Contract risk is the most pernicious and difficult to track among legal risks. The traditional approach to contract risk focuses on a breach of contract by one party and the extra-contractual liabilities that might arise. This approach treats each contract individually and in isolation.

Most organizations focus their contract risk management strategy on drafting effective agreements. Quality contract drafting is necessary, but not sufficient to manage contract risk. There are cases where one contract can create significant risk, such as:

  • An exceptional share of revenue is tied to one contract,
  • Procurement or service contracts for critical components allow for disruption or price escalation, and
  • The counterparty does not indemnify us for damages that carry exceptional consequences like unpaid taxes and environmental problems.

In most cases, however, individual contracts often do not, on their own, have the gravity of litigation. The substantive, common and difficult to track risk is the uncertainty that arises from the contract portfolio in its entirety.
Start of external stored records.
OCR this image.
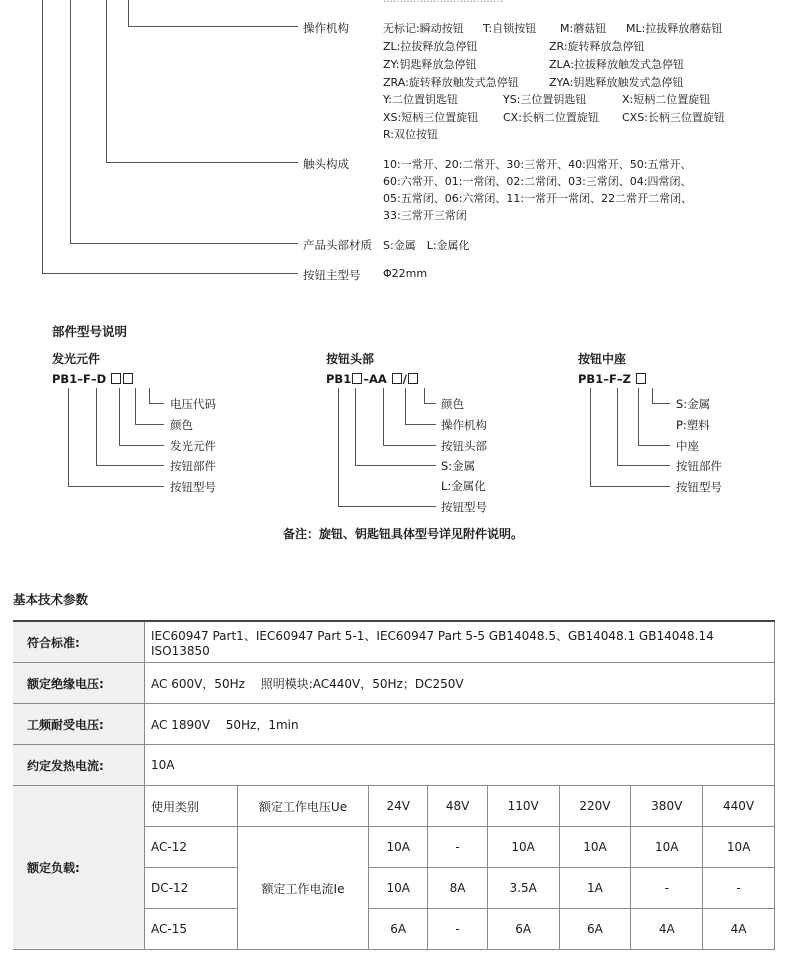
操作机构	无标记:瞬动按钮 T:自锁按钮 M:蘑菇钮 ML:拉拔释放蘑菇钮
ZL:拉拔释放急停钮	ZR:旋转释放急停钮
ZY:钥匙释放急停钮	ZLA:拉拔释放触发式急停钮
ZRA:旋转释放触发式急停钮	ZYA:钥匙释放触发式急停钮
Y:二位置钥匙钮	YS:三位置钥匙钮	X:短柄二位置旋钮
XS:短柄三位置旋钮 CX:长柄二位置旋钮 CXS:长柄三位置旋钮
R:双位按钮
触头构成	10:一常开、20:二常开、30:三常开、40:四常开、50:五常开、
60:六常开、01:一常闭、02:二常闭、03:三常闭、04:四常闭、
05:五常闭、06:六常闭、11:一常开一常闭、22二常开二常闭、
33:三常开三常闭
产品头部材质 S:金属　L:金属化
按钮主型号 Φ22mm
部件型号说明
发光元件
PB1–F–D
电压代码
颜色
发光元件
按钮部件
按钮型号
按钮头部
PB1 –AA /
颜色
操作机构
按钮头部
S:金属
L:金属化
按钮型号
按钮中座
PB1–F–Z
S:金属
P:塑料
中座
按钮部件
按钮型号
备注：旋钮、钥匙钮具体型号详见附件说明。
基本技术参数
符合标准:	IEC60947 Part1、IEC60947 Part 5-1、IEC60947 Part 5-5 GB14048.5、GB14048.1 GB14048.14 ISO13850							
额定绝缘电压:	AC 600V，50Hz　 照明模块:AC440V，50Hz；DC250V							
工频耐受电压:	AC 1890V　 50Hz，1min							
约定发热电流:	10A							
额定负载:	使用类别	额定工作电压Ue	24V	48V	110V	220V	380V	440V
	AC-12	额定工作电流Ie	10A	-	10A	10A	10A	10A
	DC-12		10A	8A	3.5A	1A	-	-
	AC-15		6A	-	6A	6A	4A	4A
Systemic under-management of contracts creates expense leakage and missed revenue opportunities.

Regulatory risk

The growth of the administrative branch of government is daunting to most business leaders. Regulatory risk represents the uncertainty of the consequences of an agency’s action.

A few examples will illustrate the point:

  • A transportation company applies for a license to expand its operations to a new hub. Uncertainty regarding the agency’s decision as well as the scope of the decision create risk. Under ISO 31000 the agency’s decision can have positive effects, but the uncertainty creates risk.
  • A product manufacturer and distributor offers a novel product warranty to generate additional revenue. State insurance commissioners can determine that the warranty should be classified as insurance. They can then impose fines, require insurance applications, impose conditions on the product and pursue civil remedies depending on the state statue.
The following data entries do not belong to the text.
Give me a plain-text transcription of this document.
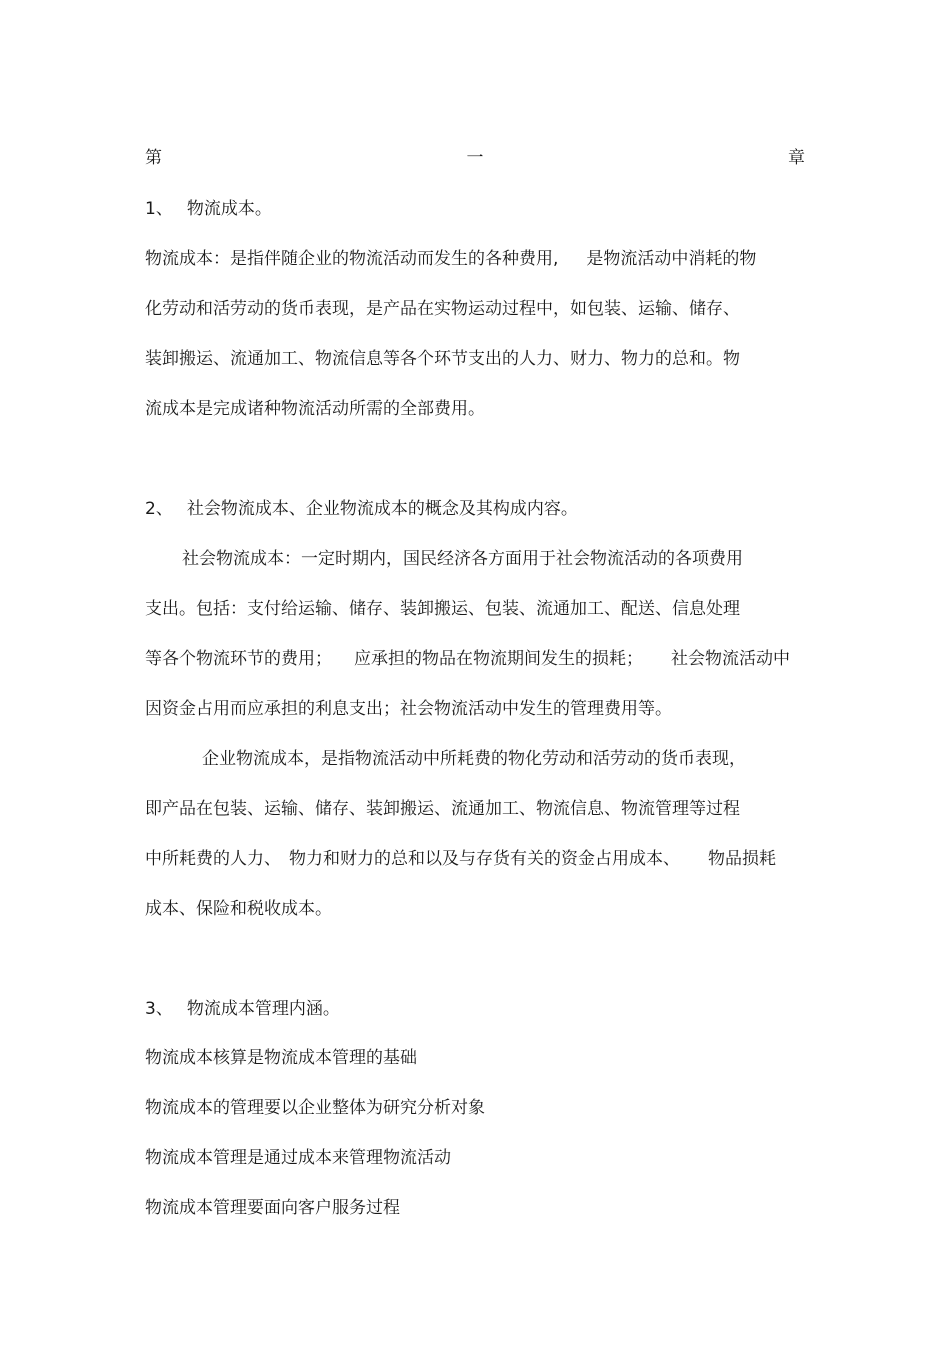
第	一	章
1、 物流成本。
物流成本：是指伴随企业的物流活动而发生的各种费用, 是物流活动中消耗的物
化劳动和活劳动的货币表现，是产品在实物运动过程中，如包装、运输、储存、
装卸搬运、流通加工、物流信息等各个环节支出的人力、财力、物力的总和。物
流成本是完成诸种物流活动所需的全部费用。
2、 社会物流成本、企业物流成本的概念及其构成内容。
社会物流成本：一定时期内，国民经济各方面用于社会物流活动的各项费用
支出。包括：支付给运输、储存、装卸搬运、包装、流通加工、配送、信息处理
等各个物流环节的费用； 应承担的物品在物流期间发生的损耗； 社会物流活动中
因资金占用而应承担的利息支出；社会物流活动中发生的管理费用等。
企业物流成本，是指物流活动中所耗费的物化劳动和活劳动的货币表现，
即产品在包装、运输、储存、装卸搬运、流通加工、物流信息、物流管理等过程
中所耗费的人力、 物力和财力的总和以及与存货有关的资金占用成本、 物品损耗
成本、保险和税收成本。
3、 物流成本管理内涵。
物流成本核算是物流成本管理的基础
物流成本的管理要以企业整体为研究分析对象
物流成本管理是通过成本来管理物流活动
物流成本管理要面向客户服务过程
Identification of regulatory risks is challenging, but the uncertainty about the effects is measurable. Regulations grant powers to the agencies charged with enforcement of the statute and regulations. Penalties range from fines to administrative orders.

Structural risk

Structural legal risk is rare for most organizations. Structural legal risks arise from uncertainty about the underpinnings of a particular industry, technology or method of doing business. When the airline industry was regulated, for example, there was a structural legal risk that the industry would be deregulated.

The scope of a structural legal risk is broad and it usually alters the competitive landscape.

Structural legal risks can arise from sources other than legislation. Antitrust litigation can significantly alter pricing in an industry or key business relationships. Consumer protection enforcement actions can also change the fundamental assumptions of an industry, but rendering a marketing practice (multi-level marketing, for example) unacceptable.

Structural legal risk is also a good example of the ISO 31000 definition of risk. We can be uncertain about the change from a regulated to a deregulated industry. The potential effects are varied, some are positive; some are negative. A structural change can benefit one organization while harming another.

Effective risk identification

To identify risks reliably requires a workable definition of risk. The ISO 31000 definition of risk usefully includes “positive risks.” This is right lens for identifying legal risks and, ultimately, managing legal risks.

Risk in an information problem. We can manage risk when we understand the scope and components of our uncertainty. The approach to risk can guide the organization to develop a risk management strategy.